Последний глоток отдает тоской. Кислой, слегка терпкой тоской — и еще уверенностью, что я неправильно провожу последнюю ночь дома. Эта уверенность мерзко скрипит, песком на зубах, рассохшейся дверью, острием стилоса по вощеной табличке; мне кажется, где-то там, в черной ночи, хитрый аэд-невидимка записывает каждый мой вдох и каждый выдох, отдающий хмельной кислятиной. Что ты пишешь, аэд? о чем? зачем?! Ты же не знаешь обо мне ровным счетом ничего! ничегошеньки!.. в твоих россказнях у меня вырастет кудлатая.бородища, насквозь прошитая сединой, по лбу разбегутся борозды морщин, а левый глаз прищурится то ли лукаво, то ли просто из-за шрама на скуле! Аэд, ты будешь врать и скрипеть, скрипеть и врать, покрывая меня коростой лет и струпьями мудрости, словно нищего у рыночных ворот — чтобы у слушателей раскрывались рты от изумления, чтобы тебе в миску падали не обглоданные кости, а жирные куски свинины, чтобы тебе дали хорошенько отхлебнуть из пиршественного кратера, а потом дали отхлебнуть еще разок…

Или ты скрипишь вовсе не ради этого?

Тогда — ради чего? И ради чего скриплю я — скучный человек девятнадцати лет от роду, герой поневоле, более всего желающий, дабы его оставили в покое, и знающий, что это желание неосуществимо? Беззвучный хохот царит над миром, надо мной, над всеми моими мечтами и всей моей реальностью; когда я узнаю имя весельчака — реальность неожиданно станет мечтой. Многоопытному мужу, преисполненному козней различных и мудрых советов, не так уж страшно встречаться со смертью, с Танатом-Железносердым, единственным из богов, кому противны жертвы; многоопытному мужу вполне пристало быть убийцей или убитым, обманщиком или обманутым, но если плащ твоей юности еще не истрепан ветрами…

Ветер ерошит мне волосы.

Я вернусь.


— Радуйся, милый!.. это я…

Это тишина за спиной. Перестал ворочаться мой сын, засопел с беззвучным блаженством; дремотный всхлип жены растворился во мраке, умолкли птицы на ветвях, затаилось море внизу, раскаты хохота стекли по гальке в соленую пену прибоя и воцарившаяся тишина ласково шепнула мне:

— Радуйся, милый!.. это я…

Я не ответил.

А что, собственно, нужно было ответить?

Прошуршали легкие, невесомые шаги.

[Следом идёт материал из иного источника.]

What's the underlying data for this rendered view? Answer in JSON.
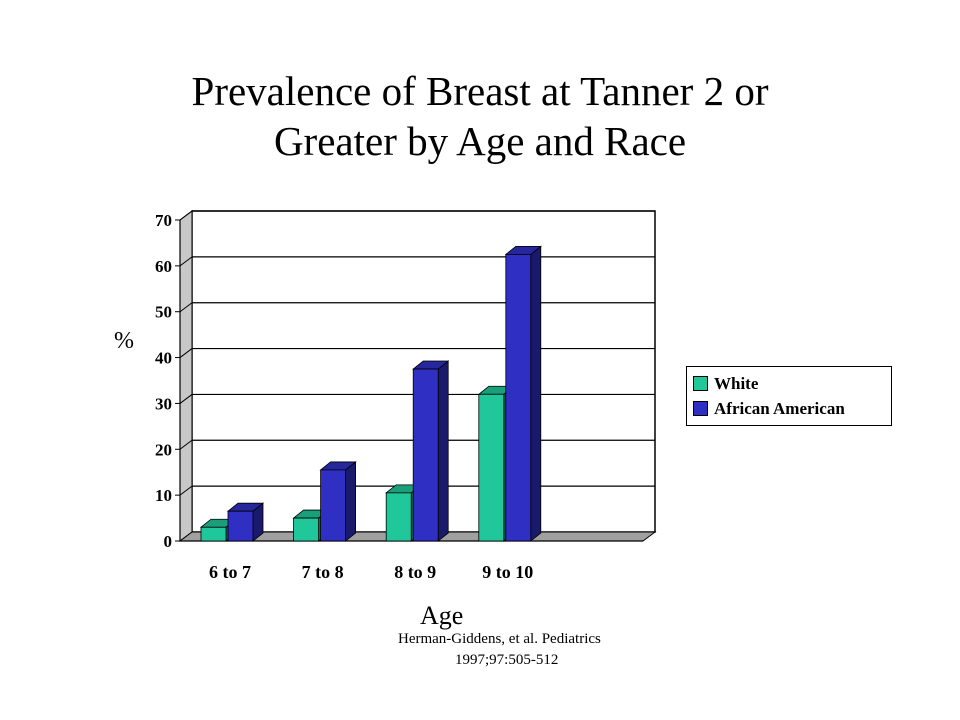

Две ладони легли мне на плечи, помедлили, взъерошили волосы на затылке, как делал это мгновеньем раньше бродяга-ветер (или тогда тоже был не он?..); мягкая, полная грудь прижалась к моей спине, не торопясь отпрянуть.

Всегда любил полногрудых.

Как папа.

— Я не ожидал, что ты придешь.

А что я должен был сказать ей? «Я не ожидал, что ты осмелишься прийти»?! «Посмеешь явиться в мой дом накануне отплытия, накануне прощания, встать между мной и моей женой, между мной и колыбелью, между прошлым и будущим, на хрупкой и почти несуществующей границе настоящего»?!